Inspiration and innovation by design:New BME Design Spaces take shape

It will reinvent and redesign the space to create future-focused collaborative design spaces to support BME students’ active, project-based, hands-on learning experiences.

The University of Michigan Biomedical Engineering department will receive new state-of-the-art design, innovation and prototyping spaces through a complete renovation of the first floor of the Lurie Biomedical Engineering (LBME) Building.

The 12,000-square-feet, $4.9 million renovation was approved Thursday by the Board of Regents. It will reinvent and redesign the space to create future-focused collaborative design spaces to support BME students’ active, project-based, hands-on learning experiences.

“Over the past decade, based on feedback from our students, employers and other stakeholders, we’ve made many changes to our curriculum to add more experiential learning opportunities for our students,” says Jan Stegemann, a professor of biomedical engineering and faculty lead on the initiative. “It became clear we needed to update our design spaces to further support this new curricular content.”


In addition to a large, flexible and reconfigurable classroom, new features include: a clinical simulation area, including XR (extended reality) capabilities, for surgical simulation training and usability testing; video-conferencing capabilities to enable teamwork locally and remotely, to observe medical procedures or hold international workshops; a dedicated 3D printing laboratory, machine shop, prototyping and fabrication spaces; instrumentation, mechanical testing and cell culture labs for experiential courses and student project teams.

Construction is expected to begin in early 2020, with key areas opening in the fall.

“The discussion of the design and composition of the space begin in a 2016 faculty retreat, which has evolved through extensive input from our students and faculty, the College of Engineering, the Michigan Medicine clinical and instructional faculty, BME alumni, and our industrial advisory board,” said Professor Lonnie Shea, the William and Valerie Hall Chair of Biomedical Engineering. “The collective input from these constituents will enable our students and faculty to connect more effectively with our partners in engineering, medicine and industry for the training of our students, and ultimately the development and translation of new technologies.”

Four themes guided design of the space. These included:

  • Experiential learning opportunities for student teams, including clinical immersion, needs-finding, design, prototyping and fabrication
  • A sense of partnership and community to promote interaction among students, faculty, staff and BME stakeholders
  • Further integrating BME practice into teaching and research to support new collaborations and student opportunities
  • Creating physical spaces for innovative communities of practice and engineering-industry-medicine interactions

The brand new instructional labs, improved spaces for ideation, prototyping simulation and fabrication, in addition to the new cell culture facility for biotechnology-related work, all represent a focus on the future as biomedical engineering continues to evolve.
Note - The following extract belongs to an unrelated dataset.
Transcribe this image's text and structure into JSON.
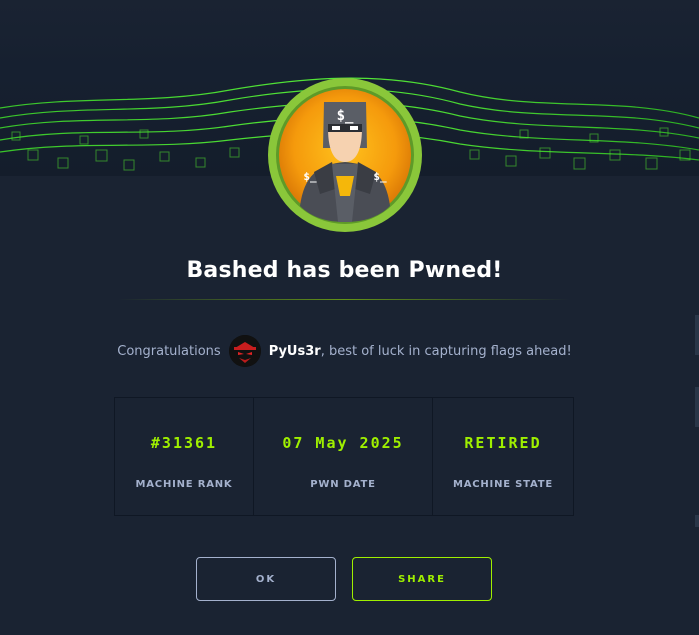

“As the field and our curriculum change over time, we’re planning for the space to evolve in tandem. Our initial plans fit our current needs well, and we’ve also built in some adaptable space as new student needs arise. That is very much by design,” Stegemann says.

The dynamic space is intended to feel open and inviting, to facilitate the collaboration and engagement necessary for innovation, and to create a strong sense of community for BME students, staff, and faculty as they bring new ideas to life.

“When students want to work together on projects, they’ve told us they haven’t really thought of hanging out in LBME because there haven’t been spaces that are especially conducive to teamwork,” says Stegemann. “The new BME Design Spaces will turn that around, giving students vibrant, energetic spaces where they can work collaboratively on clinical problems. They’ll also have these wonderful new experiential labs and prototyping spaces to design, test and build new technologies,” he adds.

Planning for the new BME Design Spaces has been led by a steering committee that, in addition to Stegemann, includes Brandon Baier (marketing and communications), Barry Belmont (instructors, design, labs), Karen Gates (alumni/industry relations), Dana Jackson (facilities), Rachael Schmedlen (instructors, design, labs), Cathy Seay-Ostrowski (administration), and BME Department Chair Lonnie Shea.

The committee has worked closely with the College of Engineering Resource Planning and Management and Architecture, Engineering and Construction teams, CAEN information technology services, and the architectural firm Integrated Design Solutions of Troy, Mich.

“There’s been a real and palpable sense of shared excitement as the plans have started to become reality,” Stegemann says. “It’s definitely the right time to capitalize on the investments we’ve been making in our experiential curriculum as we carry out our educational mission.”